Le Dauphiné libéré, Edition du 12/09/2007
LA MOTTE-SERVOLEX : MAIS
"Les abeilles se cachent pour ne pas mourir"
Ghislaine GERBELOT
Les apiculteurs des secteurs de Chambéry et Aix-les-Bains sont inquiets
après l'annonce par la préfecture d'une pulvérisation d'insecticide
sur des parcelles de maïs, à partir de jeudi.
Les ruches de Yves Rumiano et Sylvain Flammier déménagent pour
un mois et demi ou deux afin de parer à toute rémanence. Photo
Thierry GUILLOT
Les apiculteurs des secteurs de Chambéry et Aix-les-Bains sont inquiets
après l'annonce par la préfecture d'une pulvérisation d'insecticide
sur des parcelles de maïs, à partir de jeudi. Une inquiétude
partagée par certains maraîchers et arboriculteurs. Ce traitement
collectif, nécessaire pour éradiquer la présence d'un parasite
du maïs - la chrysomèle- dans le département de la Savoie,
concerne 29 communes des agglomérations de Chambéry, Aix-les-Bains
et Yenne. Réalisé par pulvérisation aérienne d'insecticide
dans un périmètre de 10 km, il devait avoir lieu mercredi, mais
a été finalement reporté à jeudi pour tenir «
éloignés les enfants » (ils seront ce jour-là à
l'école) mais aussi pour « laisser le temps aux apiculteurs de
remuer les ruchers », selon Yves Rumiano. Car ceux-ci sont invités
par la direction départementale des services vétérinaires
à déplacer leurs ruches d'au moins 50 mètres.

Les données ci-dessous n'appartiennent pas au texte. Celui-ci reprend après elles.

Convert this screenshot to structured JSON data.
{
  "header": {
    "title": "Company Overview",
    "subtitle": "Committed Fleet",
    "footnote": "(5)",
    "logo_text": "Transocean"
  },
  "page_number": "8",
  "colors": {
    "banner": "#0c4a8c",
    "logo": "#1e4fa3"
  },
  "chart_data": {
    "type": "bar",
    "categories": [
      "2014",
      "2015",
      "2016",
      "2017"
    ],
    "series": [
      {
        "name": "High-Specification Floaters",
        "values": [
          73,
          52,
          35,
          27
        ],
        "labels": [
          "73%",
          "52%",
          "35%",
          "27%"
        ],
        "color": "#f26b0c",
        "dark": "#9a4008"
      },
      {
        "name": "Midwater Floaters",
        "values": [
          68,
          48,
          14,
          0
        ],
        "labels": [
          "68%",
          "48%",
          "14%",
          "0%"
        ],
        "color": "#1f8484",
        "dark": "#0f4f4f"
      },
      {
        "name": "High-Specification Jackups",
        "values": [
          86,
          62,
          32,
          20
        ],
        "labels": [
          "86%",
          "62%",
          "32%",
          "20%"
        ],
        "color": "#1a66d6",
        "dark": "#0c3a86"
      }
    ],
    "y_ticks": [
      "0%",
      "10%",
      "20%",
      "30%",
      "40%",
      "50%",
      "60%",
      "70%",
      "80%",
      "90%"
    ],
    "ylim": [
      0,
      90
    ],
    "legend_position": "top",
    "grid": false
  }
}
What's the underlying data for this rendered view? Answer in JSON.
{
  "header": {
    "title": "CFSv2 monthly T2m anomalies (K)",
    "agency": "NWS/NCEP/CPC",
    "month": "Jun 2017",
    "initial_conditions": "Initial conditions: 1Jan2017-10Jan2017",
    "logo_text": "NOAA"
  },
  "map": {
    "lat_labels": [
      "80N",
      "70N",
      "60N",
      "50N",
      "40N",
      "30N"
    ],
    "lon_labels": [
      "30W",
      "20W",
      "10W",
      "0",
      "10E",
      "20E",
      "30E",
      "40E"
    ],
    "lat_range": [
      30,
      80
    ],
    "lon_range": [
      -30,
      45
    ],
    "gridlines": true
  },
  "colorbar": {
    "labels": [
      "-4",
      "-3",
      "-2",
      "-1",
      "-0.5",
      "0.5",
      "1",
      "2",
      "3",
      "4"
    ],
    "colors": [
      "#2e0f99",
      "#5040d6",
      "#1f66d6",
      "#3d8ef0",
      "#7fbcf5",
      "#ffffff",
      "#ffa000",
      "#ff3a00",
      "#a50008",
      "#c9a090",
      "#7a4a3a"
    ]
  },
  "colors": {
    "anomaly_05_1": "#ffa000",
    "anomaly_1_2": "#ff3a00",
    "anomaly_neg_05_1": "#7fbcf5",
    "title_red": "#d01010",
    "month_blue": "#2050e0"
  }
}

Apiculteur à La Motte-Servolex au hameau du Montarlet, lui, a pris les
devants dès samedi. Lundi, il avait déplacé près
de 130 ruches dans l'Avant-pays savoyard du côté de Saint-Paul-sur-Yenne
et Loisieux. Une opération qui se fait à la tombée de la
nuit lorsque les abeilles rentrent à la ruche après leur journée
de labeur, ou avant l'aube. Les manipulations ne sont pas sans risques : certaines
abeilles n'avaient pas rejoint encore leur ruche et tournoyaient lundi soir
cherchant leur emplacement, explique Yves Rumiano.
« On est pris un peu au dépourvu »
Très tôt ce matin, il a encore véhiculé 20 ruches
du Viviers-du-Lac jusqu'à Fréterive. « On est pris un peu
au dépourvu. On a reçu une circulaire de la direction départementale
des services vétérinaires seulement lundi ; heureusement ont avait
déjà été tenus au courant par le bouche à
oreille, mais certains petits éleveurs n'ont certainement pas été
avertis. »
S'il n'y aura aucune incidence sur la récolte de 2007, puisqu'elle est
terminée, les apiculteurs sont inquiets pour la suivante. Le déménagement
occasionne du stress, même en période d'hivernage, puisque pour
certains c'est l'occasion de changer de reines. « La cellule royale est
très fragile. Si elle meurt pendant le transport c'est foutu. »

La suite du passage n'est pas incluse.